"L'opera di Gaspare Occhipinti " - di Anna Maria Esposito

 

Uomo in frak

 

Conosco da pochissimo Gaspare Occhipinti, vulcanico docente, padre, artista… l’occasione, fortuita, è stata la prestigiosa riapertura del Museo di arte contemporanea di Gibellina, curato da Tano Bonifacio, che presenta, tra le altre, un’opera del raffinatissimo Enzo Tardia. E quando l’evento si è concluso siamo rimasti noi, Enzo e Gaspare, con la voglia di vivere ancora momenti, così come l’Arte ci dona. Non esistono formalità fra noi, devoti dell’irrefrenabile mondo dell’inconscio, devoti al Momento contingente. Il risultato fu un un angolo fortunosamente recuperato in una pizzeria già piena ed un piatto di formaggi (neppure cibo c’era, per noi, quella sera). Nascono così le ammirazioni, nella joie de vivre, come direbbe Matisse; una serata di risate e pensieri creativi e solari.

Anche quelle poche ore, infine, trascorsero. Soltanto cronologicamente, però: esse restano nell’animo senza tempo, restano “in essere”. E così trascorrono le nostre vite, tra dolci amicizie di persone creative e generose. Un privilegio. E, a distanza di quasi un anno, Gaspare espone nella bellissima mostra a Palazzo Riso, presentata dal finissimo Aldo Gerbino.

È una grande gioia potere ammirare il suo lavoro ed ancora di più esporsi al sole della sua personalità franca e positiva, incontenibile. Soltanto così sono entrata in contatto con il suo lavoro e ho osservato il pubblico, i suoi allievi, le opere, lo spirito che aleggiava. Perché questo è ciò che cerchiamo: un modo diverso di vivere.

Certo, riconosco che il mio è un modo atipico.

Si deve procedere conoscendo l’opera, che t’interessa e ti incuriosisce, poi s’intervista l’artista, per chiarimenti e approfondimenti, e infine ne descrivi la poetica.

E quindi adesso è necessario passare a questa parte del racconto.

Ho letto diversi testi critici, e ho notato che pochi sottolineano la rarefazione. Gaspare procede per sottrazione. Non descrive gli eventi, ma ciò che li circonda e ciò che li circoscrive. A furia di sottrarre, restano soltanto i contorni, e di questi soltanto gli essenziali.
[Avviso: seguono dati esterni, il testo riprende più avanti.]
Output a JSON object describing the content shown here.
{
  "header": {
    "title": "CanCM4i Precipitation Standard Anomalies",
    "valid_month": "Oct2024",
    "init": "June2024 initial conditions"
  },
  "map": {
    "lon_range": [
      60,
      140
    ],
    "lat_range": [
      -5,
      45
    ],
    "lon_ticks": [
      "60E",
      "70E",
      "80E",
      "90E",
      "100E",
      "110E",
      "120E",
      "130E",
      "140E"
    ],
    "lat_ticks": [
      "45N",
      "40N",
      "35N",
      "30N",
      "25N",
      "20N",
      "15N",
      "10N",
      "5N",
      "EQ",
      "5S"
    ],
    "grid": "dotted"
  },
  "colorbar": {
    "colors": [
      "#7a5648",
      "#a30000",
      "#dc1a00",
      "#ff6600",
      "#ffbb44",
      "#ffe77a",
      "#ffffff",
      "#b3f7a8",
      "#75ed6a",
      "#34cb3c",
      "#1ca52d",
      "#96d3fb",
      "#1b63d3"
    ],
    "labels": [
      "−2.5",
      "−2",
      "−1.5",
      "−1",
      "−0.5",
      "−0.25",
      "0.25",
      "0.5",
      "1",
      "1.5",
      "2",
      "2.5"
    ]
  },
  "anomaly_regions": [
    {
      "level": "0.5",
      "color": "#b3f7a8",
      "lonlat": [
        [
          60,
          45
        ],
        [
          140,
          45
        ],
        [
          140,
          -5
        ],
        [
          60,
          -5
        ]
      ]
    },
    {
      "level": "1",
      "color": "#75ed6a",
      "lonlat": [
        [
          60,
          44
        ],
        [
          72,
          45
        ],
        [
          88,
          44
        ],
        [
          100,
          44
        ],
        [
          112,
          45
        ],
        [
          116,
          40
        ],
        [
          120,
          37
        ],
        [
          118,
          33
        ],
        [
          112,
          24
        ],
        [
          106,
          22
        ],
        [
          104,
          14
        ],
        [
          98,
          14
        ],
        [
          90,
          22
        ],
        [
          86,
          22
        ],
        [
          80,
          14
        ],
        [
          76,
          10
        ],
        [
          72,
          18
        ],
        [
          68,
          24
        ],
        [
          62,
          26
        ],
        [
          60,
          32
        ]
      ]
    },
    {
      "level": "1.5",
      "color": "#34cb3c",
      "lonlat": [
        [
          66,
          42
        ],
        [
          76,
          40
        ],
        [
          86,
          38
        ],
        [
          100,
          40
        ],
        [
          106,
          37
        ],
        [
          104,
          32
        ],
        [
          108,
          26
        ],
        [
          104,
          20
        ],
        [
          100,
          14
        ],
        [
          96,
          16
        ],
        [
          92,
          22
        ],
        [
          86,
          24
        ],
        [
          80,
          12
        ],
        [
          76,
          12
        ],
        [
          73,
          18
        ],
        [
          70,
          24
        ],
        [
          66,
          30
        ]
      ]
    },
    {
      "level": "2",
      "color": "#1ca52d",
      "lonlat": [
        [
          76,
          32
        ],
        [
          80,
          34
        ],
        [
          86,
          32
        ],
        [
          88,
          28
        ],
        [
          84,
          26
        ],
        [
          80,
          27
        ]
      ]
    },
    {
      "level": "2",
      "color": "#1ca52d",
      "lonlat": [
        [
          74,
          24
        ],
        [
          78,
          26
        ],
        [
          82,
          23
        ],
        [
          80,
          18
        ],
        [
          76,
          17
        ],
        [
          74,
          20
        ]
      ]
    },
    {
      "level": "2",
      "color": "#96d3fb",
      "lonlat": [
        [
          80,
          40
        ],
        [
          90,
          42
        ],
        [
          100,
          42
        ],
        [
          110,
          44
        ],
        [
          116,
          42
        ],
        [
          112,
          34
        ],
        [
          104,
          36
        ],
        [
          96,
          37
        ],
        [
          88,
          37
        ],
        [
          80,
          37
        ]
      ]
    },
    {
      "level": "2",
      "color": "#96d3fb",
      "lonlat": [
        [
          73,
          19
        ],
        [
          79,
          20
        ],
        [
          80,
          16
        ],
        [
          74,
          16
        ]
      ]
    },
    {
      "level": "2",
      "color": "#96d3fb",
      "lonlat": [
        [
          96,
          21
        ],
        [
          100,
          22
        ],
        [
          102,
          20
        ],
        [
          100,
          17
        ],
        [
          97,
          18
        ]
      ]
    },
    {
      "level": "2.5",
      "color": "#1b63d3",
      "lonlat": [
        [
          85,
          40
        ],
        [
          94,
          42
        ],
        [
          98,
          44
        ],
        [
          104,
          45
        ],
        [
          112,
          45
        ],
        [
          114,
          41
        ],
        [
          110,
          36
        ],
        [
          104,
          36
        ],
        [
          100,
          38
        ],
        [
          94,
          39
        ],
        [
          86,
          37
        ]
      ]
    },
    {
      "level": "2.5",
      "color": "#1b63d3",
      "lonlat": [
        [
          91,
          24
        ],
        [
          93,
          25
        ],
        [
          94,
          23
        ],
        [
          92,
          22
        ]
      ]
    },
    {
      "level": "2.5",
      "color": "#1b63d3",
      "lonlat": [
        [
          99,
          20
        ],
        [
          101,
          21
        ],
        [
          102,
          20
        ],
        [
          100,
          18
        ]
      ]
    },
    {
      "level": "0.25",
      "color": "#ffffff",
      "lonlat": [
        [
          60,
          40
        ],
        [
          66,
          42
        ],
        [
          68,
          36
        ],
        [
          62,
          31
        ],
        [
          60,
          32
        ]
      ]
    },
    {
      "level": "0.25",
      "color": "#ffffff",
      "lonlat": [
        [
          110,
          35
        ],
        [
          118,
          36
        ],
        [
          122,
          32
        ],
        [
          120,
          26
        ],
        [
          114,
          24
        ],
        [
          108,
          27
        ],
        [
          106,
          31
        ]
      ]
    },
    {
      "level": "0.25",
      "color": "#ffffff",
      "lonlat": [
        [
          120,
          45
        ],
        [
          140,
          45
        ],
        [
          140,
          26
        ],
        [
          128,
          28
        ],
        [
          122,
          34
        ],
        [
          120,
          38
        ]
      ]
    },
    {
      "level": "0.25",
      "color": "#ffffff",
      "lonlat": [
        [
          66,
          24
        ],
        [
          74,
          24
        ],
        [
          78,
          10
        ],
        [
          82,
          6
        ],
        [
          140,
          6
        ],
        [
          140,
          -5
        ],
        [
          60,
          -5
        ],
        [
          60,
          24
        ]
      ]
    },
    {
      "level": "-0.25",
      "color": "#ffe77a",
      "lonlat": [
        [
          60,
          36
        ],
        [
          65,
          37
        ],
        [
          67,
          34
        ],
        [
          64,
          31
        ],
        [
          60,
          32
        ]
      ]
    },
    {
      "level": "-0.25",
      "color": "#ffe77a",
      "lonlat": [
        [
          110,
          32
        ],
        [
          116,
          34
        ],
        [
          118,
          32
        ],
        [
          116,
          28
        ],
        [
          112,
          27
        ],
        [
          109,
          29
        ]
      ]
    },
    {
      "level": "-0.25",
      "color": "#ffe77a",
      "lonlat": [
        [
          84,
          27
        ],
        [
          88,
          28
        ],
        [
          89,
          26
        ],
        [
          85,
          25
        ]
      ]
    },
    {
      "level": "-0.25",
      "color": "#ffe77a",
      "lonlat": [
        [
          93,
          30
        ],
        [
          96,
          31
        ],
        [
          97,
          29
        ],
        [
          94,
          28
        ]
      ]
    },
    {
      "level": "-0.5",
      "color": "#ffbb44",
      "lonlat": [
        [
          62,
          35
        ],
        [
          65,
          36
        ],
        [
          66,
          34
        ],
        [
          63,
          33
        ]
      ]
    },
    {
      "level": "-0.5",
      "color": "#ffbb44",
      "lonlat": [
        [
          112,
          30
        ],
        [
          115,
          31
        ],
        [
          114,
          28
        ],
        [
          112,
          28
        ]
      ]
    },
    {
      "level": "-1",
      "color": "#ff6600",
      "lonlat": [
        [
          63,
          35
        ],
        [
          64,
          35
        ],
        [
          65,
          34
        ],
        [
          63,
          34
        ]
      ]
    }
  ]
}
Così, non temo di dire che tutto il suo lavoro attuale, per quanto ne ho visto, è fatto di appunti, di cenni, di ricordi frammentari. Chi acquista una sua opera pittorica acquista un vuoto, acquista un ricordo, ne acquista i contorni. Cenni, accenni.

“I Vespri”: 800 anni fa due schiere si affrontano, gli uni per mantenere lo “status quo”, gli altri per riottenere la libertà. Di quell’evento rimane un ricordo lontano, un eco. Ma, ci ricorda Gaspare, di tutto dobbiamo tenere memoria.

Egli ha costruito un suo mondo, fatto del suo presente e del suo passato. E coltiva queste radici a cui si ancora non soltanto per dare forza a se stesso ma anche a tutti coloro di cui si circonda.

Una frazione dispersa, un angolo della Sicilia, immerso nel verde, un pezzo di territorio fertile e creatore di cibo, è un universo che basta. Questa è un’altra delle sue lezioni: ancorarsi, radicarsi. E poi, da lì, espandersi. Prendere (poco) per dare molto, aprirsi senza limitarsi.

Dare: alla famiglia, agli allievi, agli amici. Dare, soprattutto, una lezione: non avere timore di prendere, perché tutto ci è donato. E poi spandere il bene con gratitudine ed abbondanza. La sua arte è ritmica, fatta di echi.

Sottolinea il codice nascosto nelle cose: quelle poche tracce che ne restano vengono disposte su supporti poveri ed essenziali. Non occorre la tela, basta il sacco. Non occorre il colore , ma basta la traccia di esso. Traccia sottolineata dal fondo bianco, l’unico lusso descrittivo che si concede. Tutti i suoi soggetti passano dal setaccio della sottrazione. E se è vero che meno è più (“less is more”, ci ha insegnato Mies van der Rohe) allora ecco spiegata la ricchezza sontuosa della sua esposizione, nella quale spiccano le sculture, opere maestre in bronzo caratterizzate da una ritmicità primigenia, quasi danze in schiera, memori di sirtaki mediterranei. Da sottolineare il folle Don Quijote, guerriero, filiforme, urlante.

Mi sembra sempre un padre tra i suoi figli, il Maestro, l’artista: le opere lo guardano, lo chiamano a coro. Lui le rassicura con la sua presenza.